LONDON–Equifax has been hit with the maximum possible fine under U.K. law for "multiple failures" that contributed to its massive 2017 data breach. Among those failures, said U.K. authorities, was its failure to act on a critical vulnerability alert issued by the U.S. Department of Homeland Security.
The company was assessed a £500,000 ($660,000) fine by the U.K.’s data protection authority, the Information Commissioner's Office, which is the U.K.'s data protection authority and enforces the country's privacy laws. Following an investigation into the breach - carried out in parallel with the U.K.'s Financial Conduct Authority - the ICO cited Equifax "for failing to protect the personal information of up to 15 million U.K. citizens during a cyberattack in 2017,” according to the organizations involved.
An investigation carried out by the ICO found that Equifax violated more than half of the country's applicable data protection principles.
‘Egregious Example’
In one particularly egregious example, the credit bureau was storing personal information, including plaintext passwords, in a testing environment "for the purposes of fraud prevention and password analysis," the ICO said in a statement.
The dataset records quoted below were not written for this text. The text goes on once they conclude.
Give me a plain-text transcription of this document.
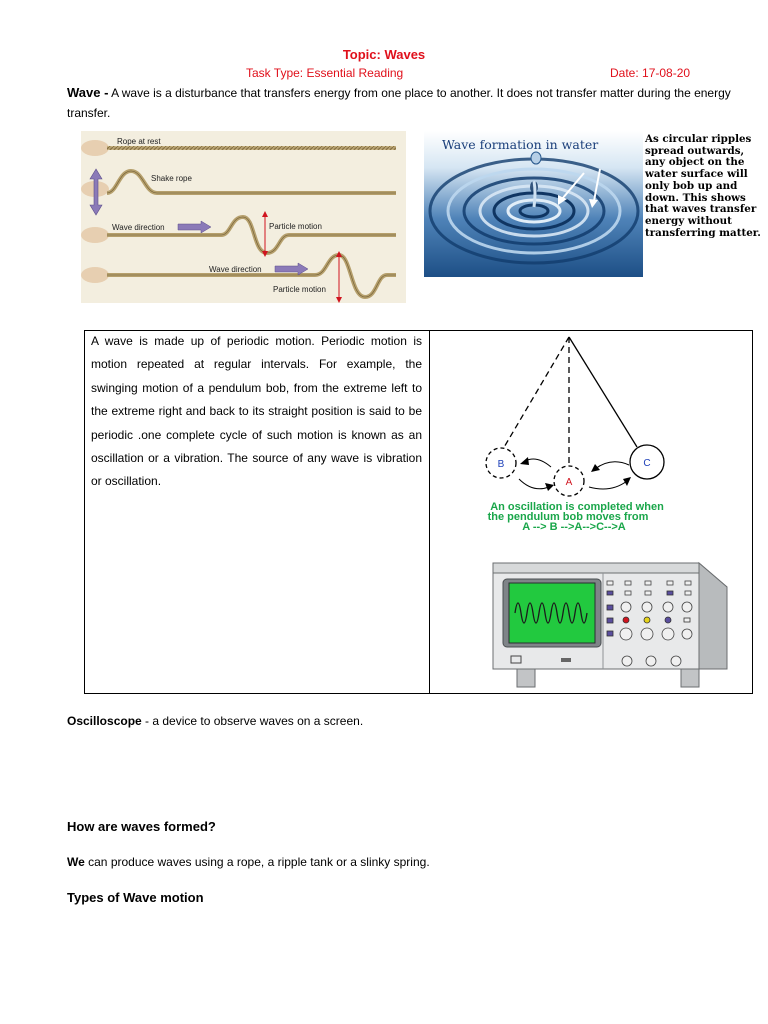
Topic: Waves
Task Type: Essential Reading	Date: 17-08-20
Wave - A wave is a disturbance that transfers energy from one place to another. It does not transfer matter during the energy transfer.
Rope at rest
Shake rope
Wave direction	Particle motion
Wave direction
Particle motion
Wave formation in water	As circular ripples spread outwards, any object on the water surface will only bob up and down. This shows that waves transfer energy without transferring matter.
A wave is made up of periodic motion. Periodic motion is motion repeated at regular intervals. For example, the swinging motion of a pendulum bob, from the extreme left to the extreme right and back to its straight position is said to be periodic .one complete cycle of such motion is known as an oscillation or a vibration. The source of any wave is vibration or oscillation.
B
A
C
An oscillation is completed when
the pendulum bob moves from
A --> B -->A-->C-->A
Oscilloscope - a device to observe waves on a screen.
How are waves formed?
We can produce waves using a rope, a ripple tank or a slinky spring.
Types of Wave motion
The company also failed to obtain users' consent for doing so, telling the ICO this would have created a security risk.
"The loss of personal information, particularly where there is the potential for financial fraud, is not only upsetting to customers, it undermines consumer trust in digital commerce," says U.K. Information Commissioner Elizabeth Denham in a statement. "This is compounded when the company is a global firm whose business relies on personal data."